In the context of our course, at the EPFL, CIVIL-459, Deep learning for autonomous vehicle, we were tasked to do a 3D Mulit-object tracking using Monocular camera. One of the goals of this project was either to improve something existing, or to make a contribution to the subjet. Another goal was for it to be state of the art (SOTA). We present our version of ByteTrack V2, and provide all of the necessary files to use it. We also present the tools we setup in order to understand and evaluate our implementation.
Dealing with trackers is a challenging task as this is a 2-step algorithm. The first part consist of detecting the objects in the scene. Those detections can be either 2D or 3D and are often represented as bounding boxes around the interest identitites. Then comes the second part which consists of tracking the detections by assigning the relevant ones with a unique ID and tracking them across multiple frames. We decided to concentrate only on the second part and use pre-computed detections as input of our implementation.
After a bit of research about various tracker, we have decided to work on ByteTrack[2]. At the time of our project, ByteTrack V2 was visible on the nuscene leaderboard, but the github wasn't available, so our first contribution was to reproduce ByteTrack-V2 and make it available to the public. We followed and analysed their paper, in order to understand how the algorithm worked, and then proceeded to rewrite all the code from scratch.
ByteTrack v2 is the evloution of the popular ByteTrack and is adapted for 3D multi object tracking. It still is based on the idea that every detection boxes should be associated. The boxes are nevertheless separated in two distinct groupes Dhigh and Dlow which contains respecitvely detections above and under a certain confidence threshold. For more details please refer to BytetrackV2.

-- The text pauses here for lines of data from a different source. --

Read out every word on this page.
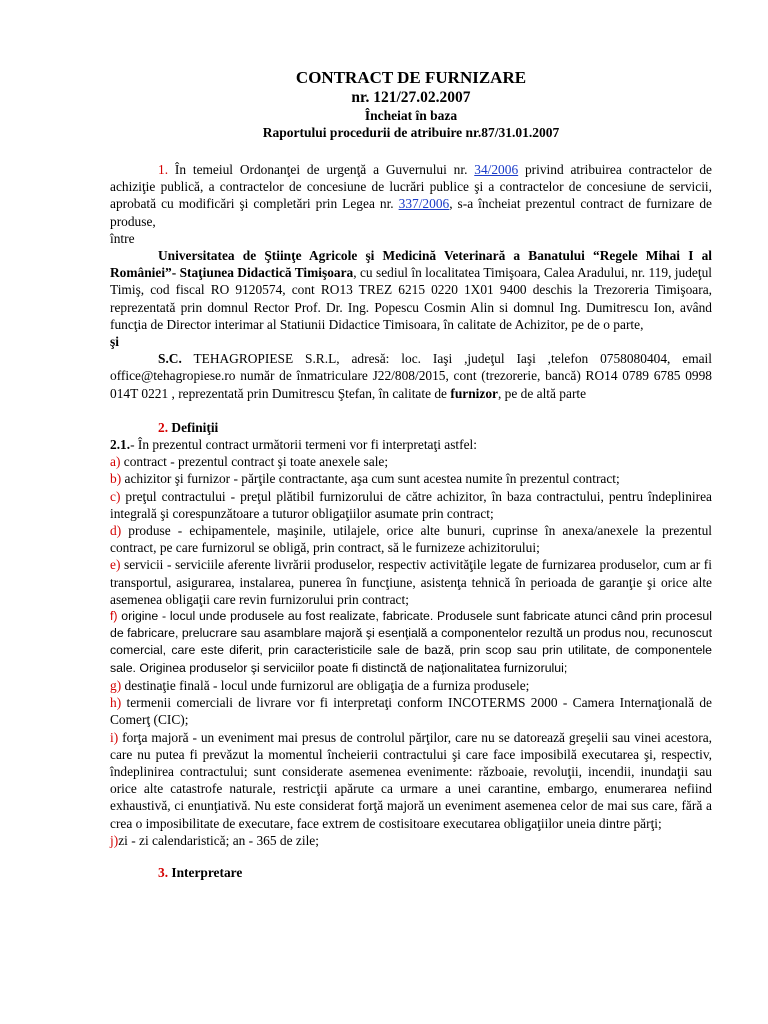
CONTRACT DE FURNIZARE
nr. 121/27.02.2007
Încheiat în baza
Raportului procedurii de atribuire nr.87/31.01.2007

1. În temeiul Ordonanţei de urgenţă a Guvernului nr. 34/2006 privind atribuirea contractelor de achiziţie publică, a contractelor de concesiune de lucrări publice şi a contractelor de concesiune de servicii, aprobată cu modificări şi completări prin Legea nr. 337/2006, s-a încheiat prezentul contract de furnizare de produse,

între

Universitatea de Ştiinţe Agricole şi Medicină Veterinară a Banatului “Regele Mihai I al României”- Staţiunea Didactică Timişoara, cu sediul în localitatea Timişoara, Calea Aradului, nr. 119, judeţul Timiş, cod fiscal RO 9120574, cont RO13 TREZ 6215 0220 1X01 9400 deschis la Trezoreria Timişoara, reprezentată prin domnul Rector Prof. Dr. Ing. Popescu Cosmin Alin si domnul Ing. Dumitrescu Ion, având funcţia de Director interimar al Statiunii Didactice Timisoara, în calitate de Achizitor, pe de o parte,

şi

S.C. TEHAGROPIESE S.R.L, adresă: loc. Iaşi ,judeţul Iaşi ,telefon 0758080404, email office@tehagropiese.ro număr de înmatriculare J22/808/2015, cont (trezorerie, bancă) RO14 0789 6785 0998 014T 0221 , reprezentată prin Dumitrescu Ştefan, în calitate de furnizor, pe de altă parte

2. Definiţii

2.1.- În prezentul contract următorii termeni vor fi interpretaţi astfel:

a) contract - prezentul contract şi toate anexele sale;

b) achizitor şi furnizor - părţile contractante, aşa cum sunt acestea numite în prezentul contract;

c) preţul contractului - preţul plătibil furnizorului de către achizitor, în baza contractului, pentru îndeplinirea integrală şi corespunzătoare a tuturor obligaţiilor asumate prin contract;

d) produse - echipamentele, maşinile, utilajele, orice alte bunuri, cuprinse în anexa/anexele la prezentul contract, pe care furnizorul se obligă, prin contract, să le furnizeze achizitorului;

e) servicii - serviciile aferente livrării produselor, respectiv activităţile legate de furnizarea produselor, cum ar fi transportul, asigurarea, instalarea, punerea în funcţiune, asistenţa tehnică în perioada de garanţie şi orice alte asemenea obligaţii care revin furnizorului prin contract;

f) origine - locul unde produsele au fost realizate, fabricate. Produsele sunt fabricate atunci când prin procesul de fabricare, prelucrare sau asamblare majoră şi esenţială a componentelor rezultă un produs nou, recunoscut comercial, care este diferit, prin caracteristicile sale de bază, prin scop sau prin utilitate, de componentele sale. Originea produselor şi serviciilor poate fi distinctă de naţionalitatea furnizorului;

g) destinaţie finală - locul unde furnizorul are obligaţia de a furniza produsele;

h) termenii comerciali de livrare vor fi interpretaţi conform INCOTERMS 2000 - Camera Internaţională de Comerţ (CIC);

i) forţa majoră - un eveniment mai presus de controlul părţilor, care nu se datorează greşelii sau vinei acestora, care nu putea fi prevăzut la momentul încheierii contractului şi care face imposibilă executarea şi, respectiv, îndeplinirea contractului; sunt considerate asemenea evenimente: războaie, revoluţii, incendii, inundaţii sau orice alte catastrofe naturale, restricţii apărute ca urmare a unei carantine, embargo, enumerarea nefiind exhaustivă, ci enunţiativă. Nu este considerat forţă majoră un eveniment asemenea celor de mai sus care, fără a crea o imposibilitate de executare, face extrem de costisitoare executarea obligaţiilor uneia dintre părţi;

j)zi - zi calendaristică; an - 365 de zile;

3. Interpretare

The detections on the training and validation set of nuscenes were the ones from MEGVII[4] (lidar based), that were provided by nuScene[1]. Those detections were the ones we mostly used to conduct our experiments. Thanks to another group we also got access to the detection from BEVFormer that is using camera only.
We brought some modification to the original algorithm, as it may increase slightly the performance, or the speed of execution.
- We removed the fact that there are multiple array for the tracks, and simply added a flag
Found
to each tracklet. Whentracks['Found']==True
, the algorithm will immediately set the corresponding similarity value to infinity, instead of computing it. - At the same time in the code, we check the tracking_name. If `tracks['tracking_name']==detection['detection_name'], we proceed. Otherwise, we don't. This is a shortcut, and a security, if one is labelled as a truck, and the other one as a pedestrian, they shouldn't be matched, so we'll avoid computing their similarity.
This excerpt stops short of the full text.